The new strain was created to better understand how to combat the deadly virus but researchers at Harvard and Yale universities in the US argue the risk of the virus escaping the laboratory is too great.

The most dangerous strain of bird flu, H5N1, started spreading in Asia in the late 90s and has killed more than 300 people and millions of poultry.

According to the World Health Organisation, the mortality rate of the disease is 60 per cent and the only thing that has stopped a previous pandemic is the fact it is very difficult to pass from person to person and instead results from contact with infected birds.

But a new strain has been created that would be far more infectious for humans.

The laboratory-created virus has been changed to pass between ferrets, the closest model for human transmission.

Chickens being culled in Hong Kong to stop the spread. (Reuters)

The report, written by epidemiologists Marc Lipsitch, from Harvard, and Alison Galvani, from Yale, argues that the change would be applicable to experiments with smallpox and Sars.

Writing in journal PLOS Medicine, they calculated that if 10 laboratories conducted experiments on the altered strains for a decade, there would be 20 per cent risk of the infection escaping and starting to spread.

“Part of what makes H5N1 so deadly is that most people lack an immunity to it,” Mr Lipsitch told Harvard Magazine.

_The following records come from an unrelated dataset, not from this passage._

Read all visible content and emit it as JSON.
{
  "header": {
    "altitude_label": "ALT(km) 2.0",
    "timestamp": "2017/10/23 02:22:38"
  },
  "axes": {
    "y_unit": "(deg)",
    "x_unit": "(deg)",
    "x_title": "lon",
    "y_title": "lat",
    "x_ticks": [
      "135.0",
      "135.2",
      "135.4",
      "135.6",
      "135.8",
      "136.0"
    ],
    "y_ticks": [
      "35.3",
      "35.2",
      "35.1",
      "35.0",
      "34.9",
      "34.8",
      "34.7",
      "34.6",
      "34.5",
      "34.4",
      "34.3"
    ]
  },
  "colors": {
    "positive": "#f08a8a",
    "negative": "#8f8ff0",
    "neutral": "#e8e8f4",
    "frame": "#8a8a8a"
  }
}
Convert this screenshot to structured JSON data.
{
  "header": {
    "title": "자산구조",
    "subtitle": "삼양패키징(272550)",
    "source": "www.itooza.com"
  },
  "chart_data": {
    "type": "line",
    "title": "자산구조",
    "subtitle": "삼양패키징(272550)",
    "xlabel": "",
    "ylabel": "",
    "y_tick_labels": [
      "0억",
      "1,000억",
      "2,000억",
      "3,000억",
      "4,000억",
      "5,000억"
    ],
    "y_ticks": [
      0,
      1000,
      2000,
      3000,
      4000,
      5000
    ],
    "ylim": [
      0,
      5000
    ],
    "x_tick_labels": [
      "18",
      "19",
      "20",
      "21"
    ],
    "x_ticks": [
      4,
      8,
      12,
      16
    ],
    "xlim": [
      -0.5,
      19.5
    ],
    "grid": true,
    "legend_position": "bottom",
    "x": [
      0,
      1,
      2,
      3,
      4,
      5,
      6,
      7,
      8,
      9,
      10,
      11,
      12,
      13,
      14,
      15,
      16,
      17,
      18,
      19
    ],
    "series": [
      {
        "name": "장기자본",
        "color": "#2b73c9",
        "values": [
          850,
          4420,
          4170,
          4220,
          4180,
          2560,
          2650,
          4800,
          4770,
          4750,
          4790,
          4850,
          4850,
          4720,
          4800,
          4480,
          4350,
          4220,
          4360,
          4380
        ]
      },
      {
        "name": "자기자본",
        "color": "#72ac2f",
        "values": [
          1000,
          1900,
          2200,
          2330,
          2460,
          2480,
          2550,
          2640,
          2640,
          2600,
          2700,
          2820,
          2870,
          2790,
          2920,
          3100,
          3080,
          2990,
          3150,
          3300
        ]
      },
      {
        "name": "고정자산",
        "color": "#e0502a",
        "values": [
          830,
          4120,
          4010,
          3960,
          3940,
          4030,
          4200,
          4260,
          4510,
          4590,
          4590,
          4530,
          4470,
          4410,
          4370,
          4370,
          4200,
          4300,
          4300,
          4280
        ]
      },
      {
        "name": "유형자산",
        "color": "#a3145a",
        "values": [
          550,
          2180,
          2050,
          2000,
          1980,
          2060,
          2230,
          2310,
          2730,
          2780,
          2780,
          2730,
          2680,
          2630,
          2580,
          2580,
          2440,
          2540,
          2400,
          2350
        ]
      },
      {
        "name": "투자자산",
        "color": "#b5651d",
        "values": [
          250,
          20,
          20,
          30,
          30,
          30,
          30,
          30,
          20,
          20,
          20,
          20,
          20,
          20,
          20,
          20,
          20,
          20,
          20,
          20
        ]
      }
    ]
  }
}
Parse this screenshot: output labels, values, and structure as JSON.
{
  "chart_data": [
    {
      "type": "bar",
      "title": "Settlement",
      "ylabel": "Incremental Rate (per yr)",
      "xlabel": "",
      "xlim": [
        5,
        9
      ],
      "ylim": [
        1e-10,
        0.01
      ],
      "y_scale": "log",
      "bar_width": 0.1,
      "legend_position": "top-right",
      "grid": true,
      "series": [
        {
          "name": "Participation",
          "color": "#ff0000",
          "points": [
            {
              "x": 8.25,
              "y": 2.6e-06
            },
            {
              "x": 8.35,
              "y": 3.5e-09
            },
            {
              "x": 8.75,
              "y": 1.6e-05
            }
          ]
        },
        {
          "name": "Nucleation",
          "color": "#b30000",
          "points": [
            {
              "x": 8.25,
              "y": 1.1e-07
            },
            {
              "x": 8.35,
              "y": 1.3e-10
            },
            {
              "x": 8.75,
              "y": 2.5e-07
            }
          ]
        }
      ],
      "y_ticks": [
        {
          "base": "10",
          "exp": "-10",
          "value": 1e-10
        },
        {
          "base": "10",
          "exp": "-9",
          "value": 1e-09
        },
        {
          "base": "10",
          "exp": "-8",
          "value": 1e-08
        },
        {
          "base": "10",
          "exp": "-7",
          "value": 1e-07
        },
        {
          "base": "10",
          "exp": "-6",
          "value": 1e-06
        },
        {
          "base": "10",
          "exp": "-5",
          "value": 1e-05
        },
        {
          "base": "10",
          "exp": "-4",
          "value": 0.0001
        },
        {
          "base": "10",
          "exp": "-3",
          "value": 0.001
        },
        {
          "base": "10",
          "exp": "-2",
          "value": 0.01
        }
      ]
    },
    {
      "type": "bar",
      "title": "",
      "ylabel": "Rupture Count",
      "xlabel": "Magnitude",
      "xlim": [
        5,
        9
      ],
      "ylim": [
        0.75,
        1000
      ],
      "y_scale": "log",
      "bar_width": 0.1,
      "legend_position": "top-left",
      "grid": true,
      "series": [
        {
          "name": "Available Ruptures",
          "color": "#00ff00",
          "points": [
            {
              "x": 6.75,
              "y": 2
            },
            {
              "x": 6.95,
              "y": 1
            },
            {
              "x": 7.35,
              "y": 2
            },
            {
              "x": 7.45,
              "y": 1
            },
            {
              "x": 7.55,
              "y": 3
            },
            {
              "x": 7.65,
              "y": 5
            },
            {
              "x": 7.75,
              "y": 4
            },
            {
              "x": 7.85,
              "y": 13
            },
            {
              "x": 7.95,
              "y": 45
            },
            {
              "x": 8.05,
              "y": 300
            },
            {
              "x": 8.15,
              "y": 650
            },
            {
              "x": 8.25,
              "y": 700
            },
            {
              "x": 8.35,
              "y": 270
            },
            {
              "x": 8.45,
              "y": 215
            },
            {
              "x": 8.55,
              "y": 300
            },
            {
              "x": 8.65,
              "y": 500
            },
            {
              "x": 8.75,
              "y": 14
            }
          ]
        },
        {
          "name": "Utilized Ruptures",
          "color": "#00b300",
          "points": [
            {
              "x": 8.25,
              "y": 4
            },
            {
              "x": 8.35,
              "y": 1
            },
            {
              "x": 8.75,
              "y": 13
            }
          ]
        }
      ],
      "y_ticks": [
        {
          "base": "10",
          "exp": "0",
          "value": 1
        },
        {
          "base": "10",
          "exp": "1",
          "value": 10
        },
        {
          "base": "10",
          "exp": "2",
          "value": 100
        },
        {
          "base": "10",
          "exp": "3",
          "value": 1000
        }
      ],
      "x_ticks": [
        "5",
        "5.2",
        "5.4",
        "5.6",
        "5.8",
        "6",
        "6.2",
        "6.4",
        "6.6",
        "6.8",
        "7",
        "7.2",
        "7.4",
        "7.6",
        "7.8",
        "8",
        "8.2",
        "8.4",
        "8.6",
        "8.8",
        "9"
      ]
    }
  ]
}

“If you make a strain that’s highly transmissible between humans, as the Dutch team did, it could be disastrous if it ever escaped the lab.”

He argued that the precedent had already been set by the swine flu outbreak from the 1970’s onwards, which is thought to have originated from a laboratory accident that released a strain preserved from the 1950s.

Mr Lipsitch and his colleagues are pushing for change to research practices to stop the creation of more contagious forms of deadly diseases, even in controlled environments, to reduce the risk of pandemics.

The attempted publication of the creation of a report on the creation of the highly infectious bird flu strain prompted a row among scientists and government agencies in 2012.

The US National Science Advisory Board for Biosecurity eventually approved the report’s release after initially blocking it over fears the information could be used in biological warfare.